タイで開催中の第33回東南アジア競技大会(SEA Games 33)は12月9日に女子サッカー競技のグループB第3節が行われた。試合は、5大会連続の金メダルを目指すベトナム女子代表が難敵ミャンマー女子代表を2-0で下して、自力でのグループ首位突破を決めた。

初戦でマレーシアを7-0で下した後、第2節でフィリピンに0-で敗れたベトナムは、ここまで1勝1敗の2位という成績。第3節の対戦カードの力関係から、ベトナムはミャンマーを下すことが準決勝進出の最低条件と考えられた。

Photo:VFF

ここまで2連勝で首位に立つミャンマーに対し、ベトナムは立ち上がりから猛攻を仕掛けて主導権を握った。8分にはFWガン・ティ・バン・スーのヘディングシュートで先制。その7分後には、DFホアン・ティ・ロアンが相手陣で奪おうとしたボールが足に当たり、センタリングのような形となる。このボールはバーを叩いたが、つめていたMFグエン・ティ・ビック・トゥイが無人のゴールに流し込んで追加点。

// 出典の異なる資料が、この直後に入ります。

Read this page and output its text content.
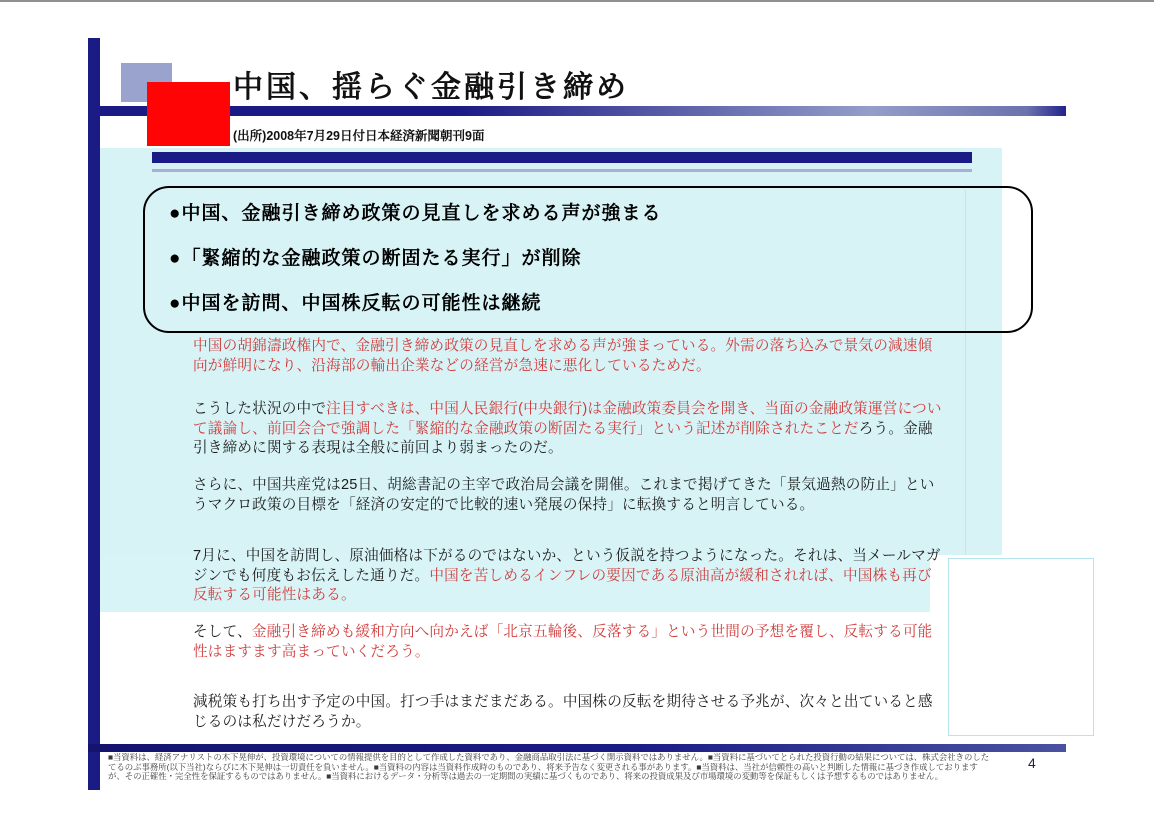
中国、揺らぐ金融引き締め
(出所)2008年7月29日付日本経済新聞朝刊9面
●中国、金融引き締め政策の見直しを求める声が強まる
●「緊縮的な金融政策の断固たる実行」が削除
●中国を訪問、中国株反転の可能性は継続
中国の胡錦濤政権内で、金融引き締め政策の見直しを求める声が強まっている。外需の落ち込みで景気の減速傾向が鮮明になり、沿海部の輸出企業などの経営が急速に悪化しているためだ。
こうした状況の中で注目すべきは、中国人民銀行(中央銀行)は金融政策委員会を開き、当面の金融政策運営について議論し、前回会合で強調した「緊縮的な金融政策の断固たる実行」という記述が削除されたことだろう。金融引き締めに関する表現は全般に前回より弱まったのだ。
さらに、中国共産党は25日、胡総書記の主宰で政治局会議を開催。これまで掲げてきた「景気過熱の防止」というマクロ政策の目標を「経済の安定的で比較的速い発展の保持」に転換すると明言している。
7月に、中国を訪問し、原油価格は下がるのではないか、という仮説を持つようになった。それは、当メールマガジンでも何度もお伝えした通りだ。中国を苦しめるインフレの要因である原油高が緩和されれば、中国株も再び反転する可能性はある。
そして、金融引き締めも緩和方向へ向かえば「北京五輪後、反落する」という世間の予想を覆し、反転する可能性はますます高まっていくだろう。
減税策も打ち出す予定の中国。打つ手はまだまだある。中国株の反転を期待させる予兆が、次々と出ていると感じるのは私だけだろうか。
■当資料は、経済アナリストの木下晃伸が、投資環境についての情報提供を目的として作成した資料であり、金融商品取引法に基づく開示資料ではありません。■当資料に基づいてとられた投資行動の結果については、株式会社きのした
てるのぶ事務所(以下当社)ならびに木下晃伸は一切責任を負いません。■当資料の内容は当資料作成時のものであり、将来予告なく変更される事があります。■当資料は、当社が信頼性の高いと判断した情報に基づき作成しております
が、その正確性・完全性を保証するものではありません。■当資料におけるデータ・分析等は過去の一定期間の実績に基づくものであり、将来の投資成果及び市場環境の変動等を保証もしくは予想するものではありません。
4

これで流れを引き寄せたベトナムはその後、完全にボールを支配したが、追加点は奪えず、前半を2-0で折り返す。後半もベトナムのペースで試合が進んだが、スコアは動かず、試合はこのまま2-0でホイッスルが鳴った。

なお、同日行われたグループBのもう一試合では、フィリピン女子代表がマレーシア女子代表に7-0で勝利した。第3節を終えてグループBは2勝1敗の勝ち点6で、ベトナム、フィリピン、ミャンマーが並んだが、得失点差で上回るベトナムが首位突破を決め、初戦を落としたフィリピンが2位通過。ミャンマーは首位から3位に転落してグループステージ敗退となった。

グループB1位のベトナム女子代表はこの後、12月14日に行われる準決勝でグループA2位のインドネシア女子代表と対戦する。グループB2位通過のフィリピン女子代表は、グループA1位通過の開催国タイ女子代表との対戦となった。

第3節の試合後、ベトナムサッカー連盟(VFF)はベトナム女子代表に7億VND(約412万円)の報奨金を贈ると発表し、準決勝に向けて引き続き集中するよう求めた。